Si cela nel capitalista la paura di avere di fronte un vero teorico come lui e questo lo terrorizza. Un martello in sé che paura può fare ad un martellatore? Diverso è un martello in mano a qualcun altro.

ID56246 - 10/03/2015 11:19:29 - (Dru) - Quindi

Se il capitalista deve limitare la produzione e lo deve fare in funzione della scarsità media che vuole raggiungere per il raggiungimento del suo di scopo, il mezzo vuole produrre indefinitamente. Due scopi diversi. Due fini in conflitto che dimostrano da un lato il bisogno indefinito di teoria, quello del mezzo sulla produzione, e dall'altro il controllo e la sua limitazione. È dietro tutto ciò che si nasconde la ricerca anche inconsapevole del pratico da parte del teorico.

ID56247 - 10/03/2015 11:23:26 - (Dru) - Scusate il refuso...

Se il capitalismo... Perché per il capitalista la cosa è un tantino differente, anche il capitalista è in conflitto con il capitalismo, ma non vorrei andare troppo in profondità, che ne dite? :-)

ID56261 - 10/03/2015 23:40:58 - (Dru) - Alcune precisazioni che esulano un attimo dal tema che sono di fondamentale importanza per il nostro tempo...

Quando specifico che il capitalismo limita il produttivismo e la tecnica, non dico che il capitalista vuole limitare la propria produzione, ma indico quella contraddizione che limita "il servo" che gli dà forza per il suo di scopo, l'incremento del profitto. Anche il capitalista è cosciente che la potenza del "servo" (la tecnica) è la sua potenza che gli consente il suo di scopo, vincendo la concorrenza, ma sa anche che un illimitato e illuminato consenso per la tecnica riduce il suo di scopo, l'essenza dell'azione capitalistica, perché l'azione non è più la produzione per il denaro, ma il denaro per la produzione (questo è il vero senso della crisi del nostro tempo e la forma principale della crisi del Capitalismo).

ID56263 - 11/03/2015 00:27:13 - (Dru) - Ora: Marx dice una cosa fondamentale per il significato di pratico

I filosofi hanno sempre interpretato gli eventi nel mondo, è ora che comincino a trasformarlo. Ora, questa indicazione risponde a quanto Leretico dice del pratico: l'uomo vero, che per Marx comunque resta il filosofo, deve agire, deve essere pratico secondo una logica trasformazione della materia storica che si fonda sull'evidenza della produzione. È in questa materia storica che il pratico trova la sua forza principiale. Si tratta di capire che sul fondamento del significato esiste ogni determinazione, anche questa di Marx, che vorrebbe anticipare ciò che necessariamente l'anticipa.

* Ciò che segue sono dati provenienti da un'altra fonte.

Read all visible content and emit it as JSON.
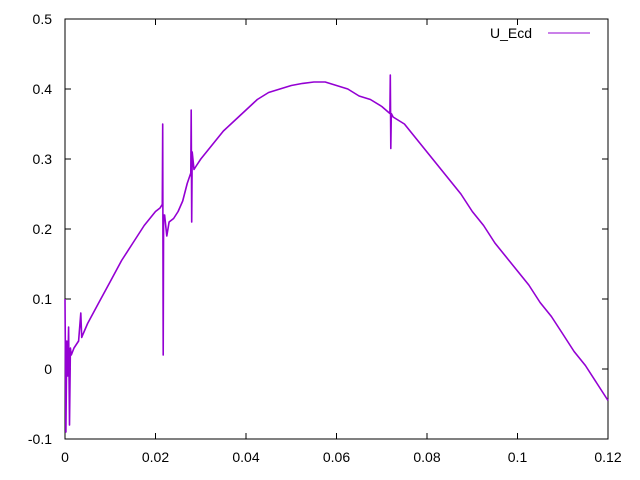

ID65728 - 20/04/2016 00:31:57 - (ANELE) -

Marx dice chiaramente che la storia non altro che la successione delle singole generazioni, ciascuna che sfrutta materiali, capitali, forze produttive che le sono stati trasmesse da tutte le precedenti generazioni , l'attivita' che ha ereditato. Crede davvero che la storia sia solo questo? O la storia porta con s diritti umani e cambiamenti per la dignita' dell'uomo...? L'uomo solo pratica o un essere pensante ? Ci stata donata la vita per pura pratica o perch siamo animali pensatori ? Siamo tutti animali pratici o animali con anima che colgono nell'evolversi della storia anche i sentimenti? Abbiamo abolito la schiavitu' solo per pratica?